I don't have enough data about pitch movement to determine why that is. It's possible the sliders he's throwing are too flat, or his fastball has lost movement, or something else I won't be able to determine from the tools here. Velocity-wise, nothing really has changed.
But becoming essentially a two-pitch pitcher has clearly not played to the advantage of the Mets or Perez. It's not helping his command thus far, and it seems to be rendering him way too predictable. When you're a righty, and you know you're either getting a fastball over the plate or a floating slider, and the guy's just as likely to throw the ball four pitches well outside of the strike zone before you get a chance to swing, you can sit on either pitch for as long as you want.

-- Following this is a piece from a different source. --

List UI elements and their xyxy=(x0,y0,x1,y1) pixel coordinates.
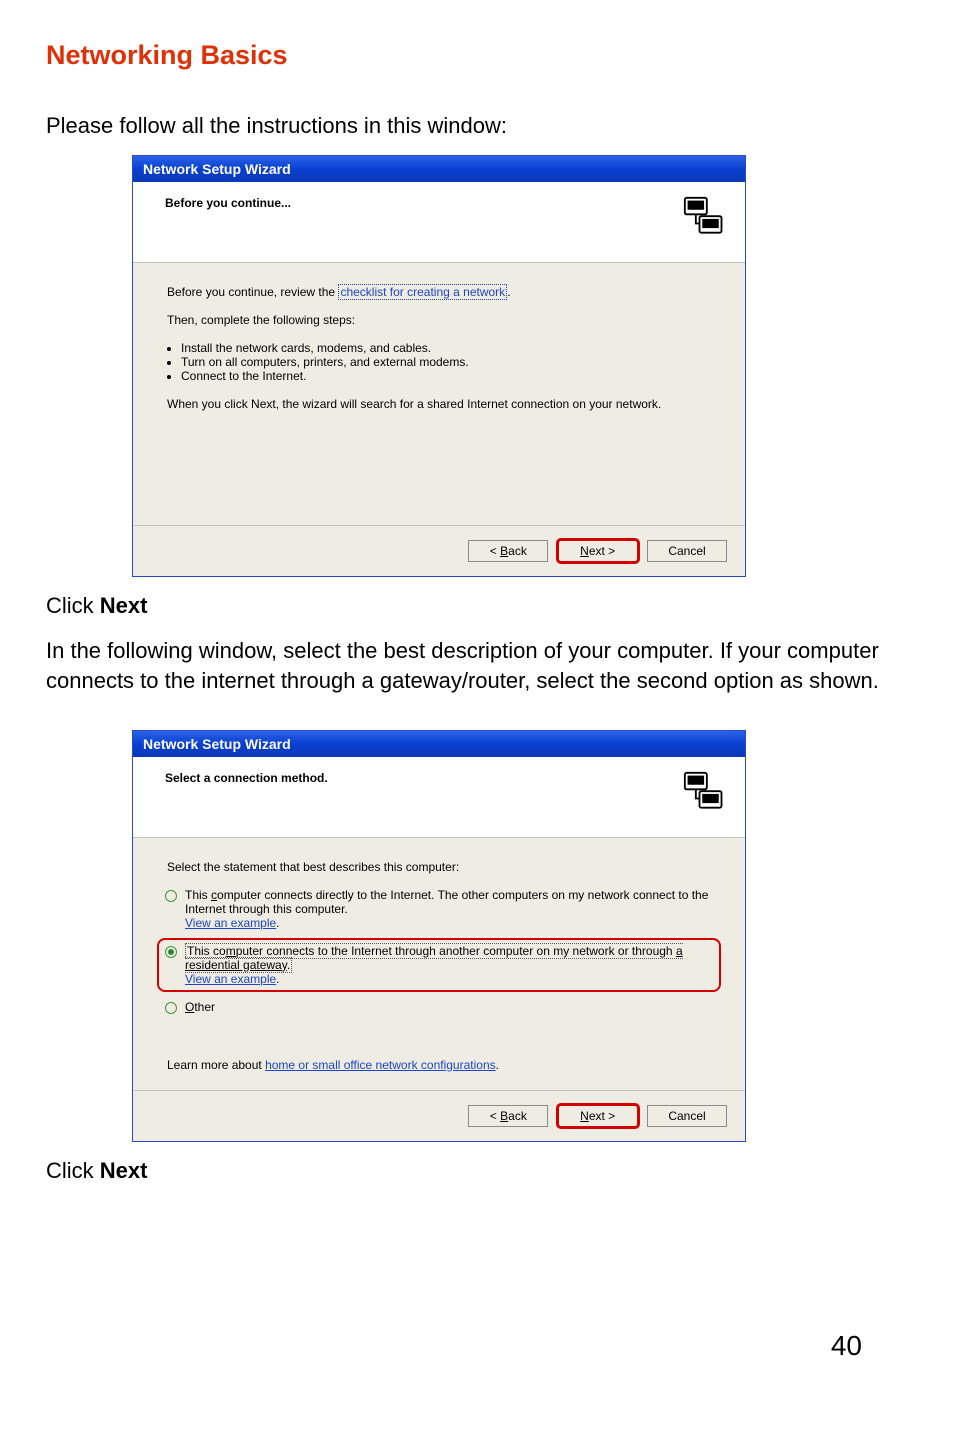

If Rick Peterson were still sachaying around Shea Stadium, I'd tell him this was something he needed to fix. But since we've got a new cowboy in town, I'll just go ahead and direct this his way.
Dan Warthen, the ball's in your court.





4 Comments:
good stuff
he has looked like ass way more often than not. at least last year he would seem to go into the 7th inning every 2 starts and not every 4 like this year.
wow.
incredible insight.
Nice to find a Mets blog with good statistical analysis. Great stuff.
Well, we do dick jokes too. It's a big tent here at Y2K.